Sculpted from black speckled granite, the monument measures eight feet tall by five feet wide and is nearly a foot thick. Perched atop the monument are bronze, full-sized statues of both West and Collier, in action poses. “These bronze statues are so detailed, you can even see their fingernails,” Reynolds said. “We are very proud of that monument.”

The Congressional Medal of Honor recipients’ monument was dedicated on the same day that the veterans’ cemetery was dedicated. And now, Reynolds said, a second large monument is nearly ready to be added to the landscape.

“I have a long-time friend by the name of Bill Kelly who fought in the Battle of the Bulge during World War II. Bill is 88 now, and he I had been talking about creating a Battle of the Bulge monument for quite some time,” Reynolds explained. “Earlier this year, we decided that now was the time to do it. So I formed a committee in May – – only three members this time – – and began raising funds for it.”

A veteran of two tours of duty in Iraq, Bobby Reynolds has 30 years of service with Kentucky Power and has been a line crew supervisor since 2005.

The Battle of the Bulge monument that will grace the veterans cemetery will be six feet tall and five feet wide. “It’s cut in a very unique shape. The front of the monument will have the Veterans of the Battle of the Bulge emblem and an American flag, while the back will have a brief history of the battle – – about 10 lines of text – – and a quote from Winston Churchill.”
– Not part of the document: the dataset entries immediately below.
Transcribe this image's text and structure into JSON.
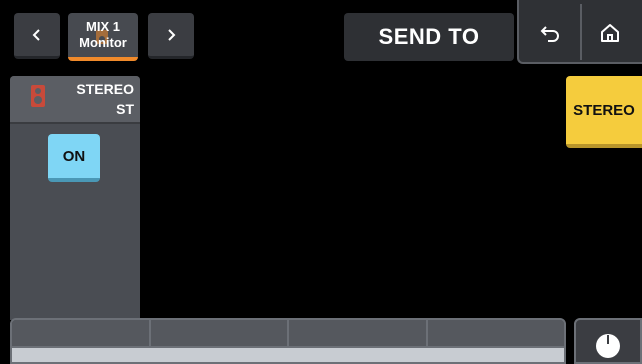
{
  "header": {
    "channel_line1": "MIX 1",
    "channel_line2": "Monitor",
    "title": "SEND TO"
  },
  "icons": {
    "prev": "chevron-left-icon",
    "next": "chevron-right-icon",
    "back": "undo-arrow-icon",
    "home": "home-icon",
    "speaker": "speaker-icon",
    "knob": "knob-icon"
  },
  "send_panel": {
    "name": "STEREO",
    "sub": "ST",
    "on_label": "ON"
  },
  "stereo_button": {
    "label": "STEREO"
  },
  "colors": {
    "accent_orange": "#f08a2b",
    "on_blue": "#7fd6f5",
    "stereo_yellow": "#f5cc3d"
  }
}
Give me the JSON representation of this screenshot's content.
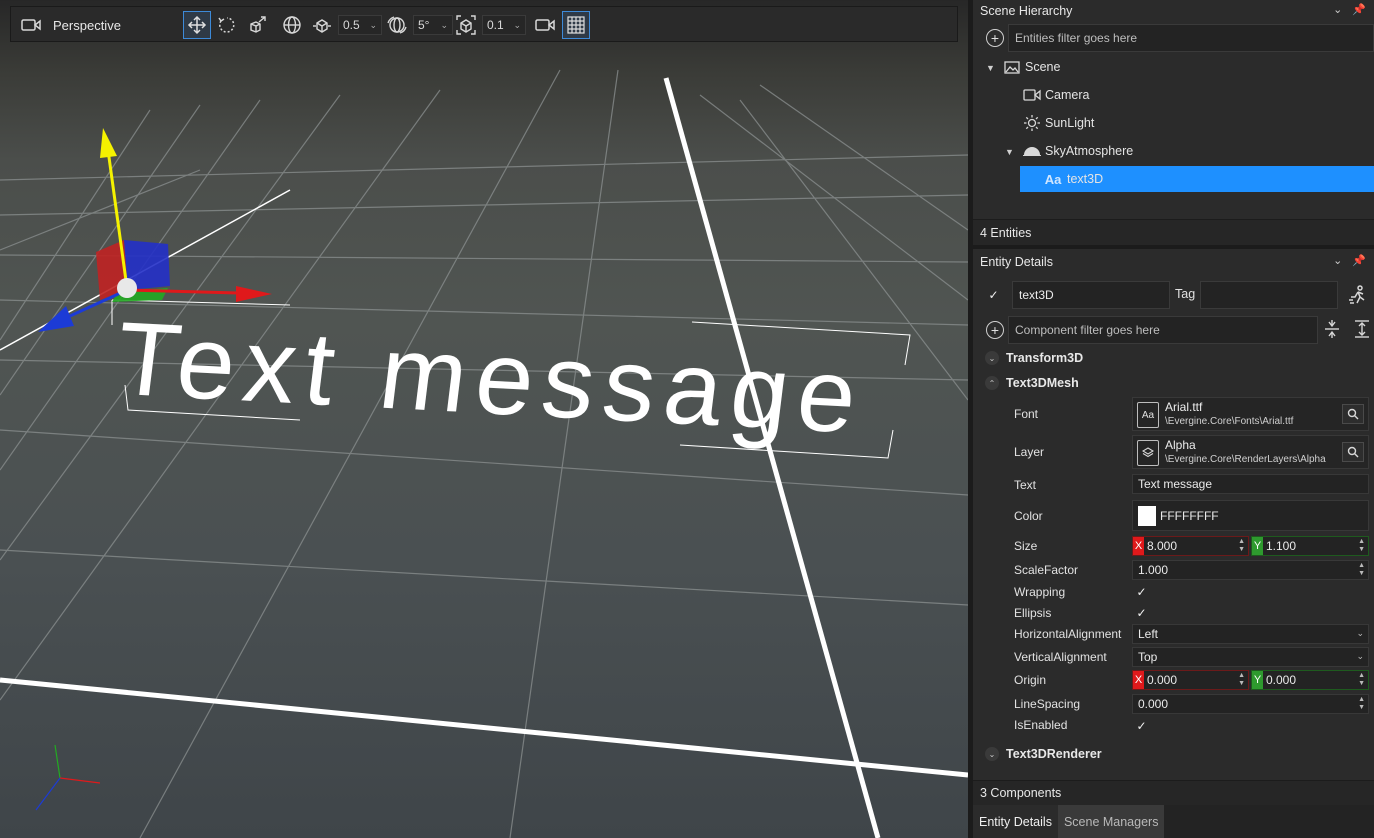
{
  "viewport": {
    "camera_mode": "Perspective",
    "move_snap_value": "0.5",
    "rotate_snap_value": "5°",
    "scale_snap_value": "0.1",
    "scene_text": "Text message",
    "icons": [
      "camera-icon",
      "move-icon",
      "rotate-icon",
      "scale-icon",
      "global-local-icon",
      "move-snap-icon",
      "rotate-snap-icon",
      "scale-snap-icon",
      "camera-settings-icon",
      "grid-icon"
    ]
  },
  "hierarchy": {
    "title": "Scene Hierarchy",
    "filter_placeholder": "Entities filter goes here",
    "items": [
      {
        "label": "Scene",
        "icon": "scene-icon"
      },
      {
        "label": "Camera",
        "icon": "camera-icon"
      },
      {
        "label": "SunLight",
        "icon": "sun-icon"
      },
      {
        "label": "SkyAtmosphere",
        "icon": "sky-icon"
      },
      {
        "label": "text3D",
        "icon": "text-icon"
      }
    ],
    "count_label": "4  Entities"
  },
  "details": {
    "title": "Entity Details",
    "entity_name": "text3D",
    "tag_label": "Tag",
    "tag_value": "",
    "component_filter_placeholder": "Component filter goes here",
    "components": {
      "transform": "Transform3D",
      "mesh": "Text3DMesh",
      "renderer": "Text3DRenderer"
    },
    "props": {
      "font_label": "Font",
      "font_name": "Arial.ttf",
      "font_path": "\\Evergine.Core\\Fonts\\Arial.ttf",
      "layer_label": "Layer",
      "layer_name": "Alpha",
      "layer_path": "\\Evergine.Core\\RenderLayers\\Alpha",
      "text_label": "Text",
      "text_value": "Text message",
      "color_label": "Color",
      "color_value": "FFFFFFFF",
      "size_label": "Size",
      "size_x": "8.000",
      "size_y": "1.100",
      "scale_label": "ScaleFactor",
      "scale_value": "1.000",
      "wrapping_label": "Wrapping",
      "ellipsis_label": "Ellipsis",
      "halign_label": "HorizontalAlignment",
      "halign_value": "Left",
      "valign_label": "VerticalAlignment",
      "valign_value": "Top",
      "origin_label": "Origin",
      "origin_x": "0.000",
      "origin_y": "0.000",
      "linespacing_label": "LineSpacing",
      "linespacing_value": "0.000",
      "isenabled_label": "IsEnabled",
      "x_tag": "X",
      "y_tag": "Y"
    },
    "count_label": "3 Components"
  },
  "tabs": [
    "Entity Details",
    "Scene Managers"
  ],
  "colors": {
    "accent": "#1e90ff",
    "axis_x": "#e0191b",
    "axis_y": "#2e9a2e",
    "gizmo_y": "#f5f200",
    "gizmo_z": "#1c3bd6",
    "text_color": "#ffffff"
  }
}
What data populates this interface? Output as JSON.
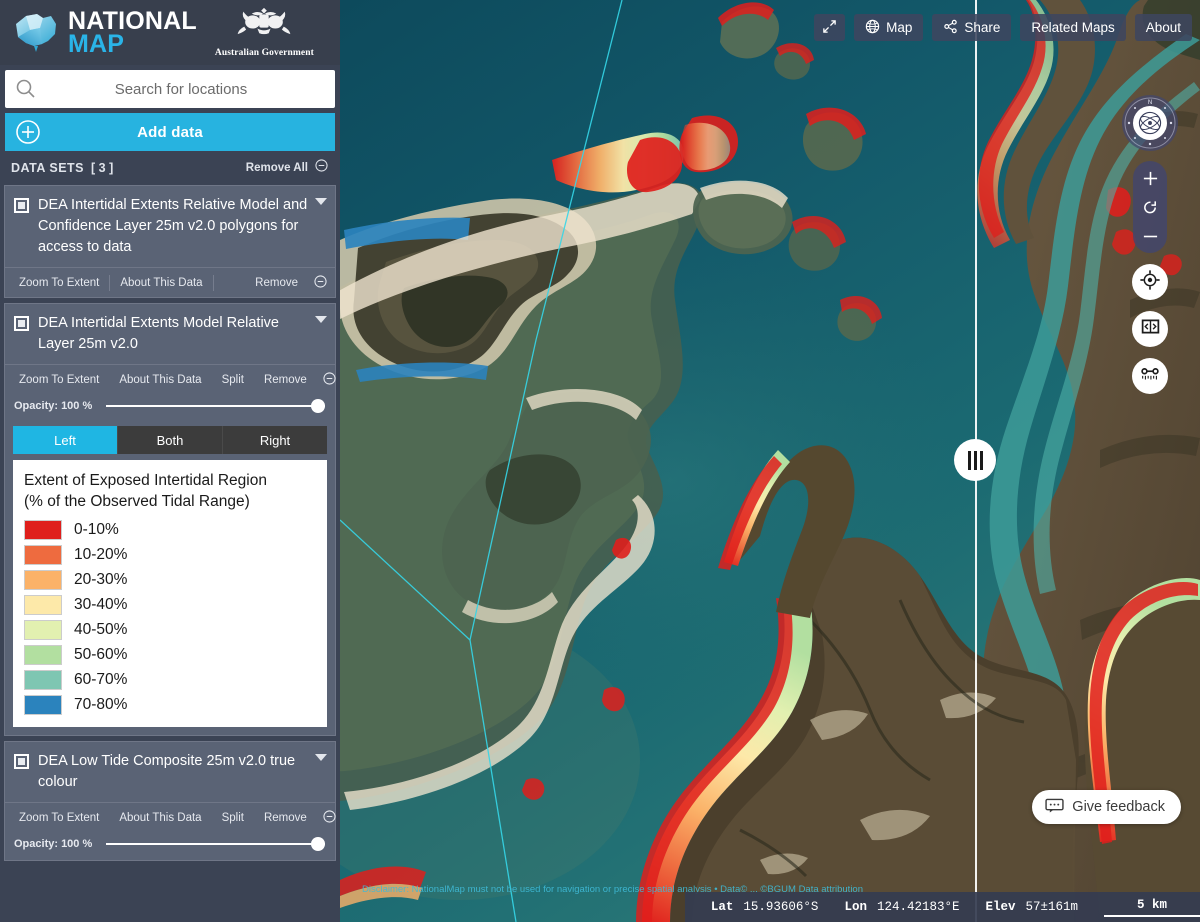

Reynolds said the battle monument is nearly completed and will be shipped to Greenup County in early 2012. “I don’t think it would be a good idea to bring all these older veterans out in the snow and cold, though, so we’ll wait until spring to have a formal dedication.”

But that’s not all. This Wurtland native envisions a Vietnam War memorial gracing the cemetery someday and he admits he’s already “started shaking the bushes” to generate support for the idea. “It’s going to happen,” he promised. Someday, he would also like to create a coffee-table book of photographs of veterans memorials in the Tri-State (Kentucky, Ohio and West Virginia) area.

In his leisure time, Reynolds is also a district officer with the Veterans of Foreign Wars and a member of the local American Legion. He admits that being involved with the Governor’s Advisory Board, the veterans organizations and the cemetery consumes a great deal of his free time, but he insists there’s nothing he’d rather do.

“I love doing this,” he enthused. “I love recognizing these old heroes. I appreciate what they’ve done. It’s good for the community – – it helps bring us all together. The people who served in World War II and Korea aren’t going to be with us forever. I want to give them the recognition they deserve while at least some of them are still with us.”